I have inherited the job of continuing with my organisation’s ansible setup after our sys admin left. I am having a hell of a job adding new server to the setup as ansible can not seem to connect to any newly created servers.
In the below example, I have a brand new server running Ubuntu 19.04. Ansible asks me for the password as expected and I provide it, but nothing seems to happen.
Are the servers using the same base setup as the old ones? If the other servers are not Ubuntu 19.04, try using the same OS as the older servers to see if there is an OS difference getting in your way.
Have you made any changes to the scripts? I.e., has anything changed in the setup? By the way - even if you are tempted to answer “no”, rest assured something has, or it would be working
Does a manual connection via ssh work?
The single commonest reason for an ssh connection hanging (rather than failing) is that the connection is is to the wrong IP address. The latter can be the effect of a DNS issue, too. Second most common is a filter stopping ssh getting through. Third most common is that ssh is asking for input somewhere the user can’t see it.
ssh can ask for several kinds of input - not just passwords. It may ask you to confirm connection to a new host, confirm that you want to connect to a host whose key seems to have change, or prompt you for a passphrase. The first two of those can be switched off with client-side options as you have done with one of them with StrictHostKeyChecking=no (it’s bad practice to do so, but in an automated setting perhaps necessary).
I have tried with brand new servers and a backup of one of the older servers. The only thing I haven’t done is take a fresh backup and try that, which I may try tomorrow. The OSs are different as the servers are running an out of date OS, that I will have to upgrade at some point!
Ansible won’t even connect outside of the script, to the new servers. All the old ones work fine. Unfortunately, if there is something I need to change to allow ansible to work, the sys admin neglected to include it in the docs he wrote!

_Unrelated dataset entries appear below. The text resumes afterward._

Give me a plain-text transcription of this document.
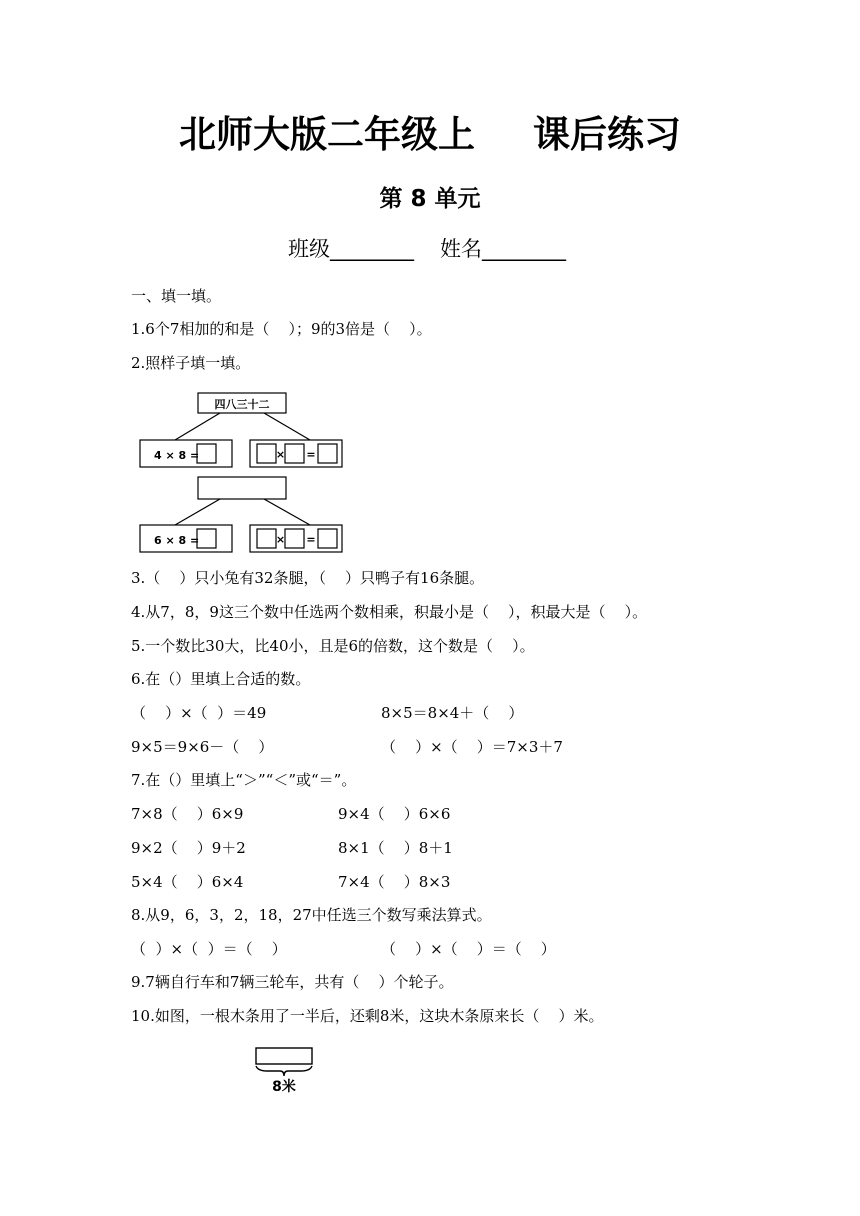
北师大版二年级上 课后练习
第 8 单元
班级________ 姓名________
一、填一填。
1.6个7相加的和是（    ）；9的3倍是（    ）。
2.照样子填一填。
四八三十二
4 × 8 =	× =
6 × 8 =	× =
3.（    ）只小兔有32条腿，（    ）只鸭子有16条腿。
4.从7，8，9这三个数中任选两个数相乘，积最小是（    ），积最大是（    ）。
5.一个数比30大，比40小，且是6的倍数，这个数是（    ）。
6.在（）里填上合适的数。
（    ）×（  ）＝49	8×5＝8×4＋（    ）
9×5＝9×6－（    ）	（    ）×（    ）＝7×3＋7
7.在（）里填上“＞”“＜”或“＝”。
7×8（    ）6×9	9×4（    ）6×6
9×2（    ）9＋2	8×1（    ）8＋1
5×4（    ）6×4	7×4（    ）8×3
8.从9，6，3，2，18，27中任选三个数写乘法算式。
（  ）×（  ）＝（    ）	（    ）×（    ）＝（    ）
9.7辆自行车和7辆三轮车，共有（    ）个轮子。
10.如图，一根木条用了一半后，还剩8米，这块木条原来长（    ）米。
8米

Manual connection via SSH does work.
I don’t think the IP is wrong as I have checked it. When the IP is wrong and it can’t actually connect, I get an error back saying it is unreachable. In this scenario it hangs and gives no feedback.
Unreachability due to connection refused or unroutability will fail relatively quickly. Unreachability due to a filter dropping packets can hang for a very long time.
Since a manual ssh works, you know for a fact that the mechanics of it all are sound. Did you duplicate the command being used in Ansible? If not, that would be the next step.
Is the command being used to access the new servers literally character for character identical in every respect with the command being used to access the old servers?
Any commonality between the older servers, not shared by the new ones, is a possible culprit.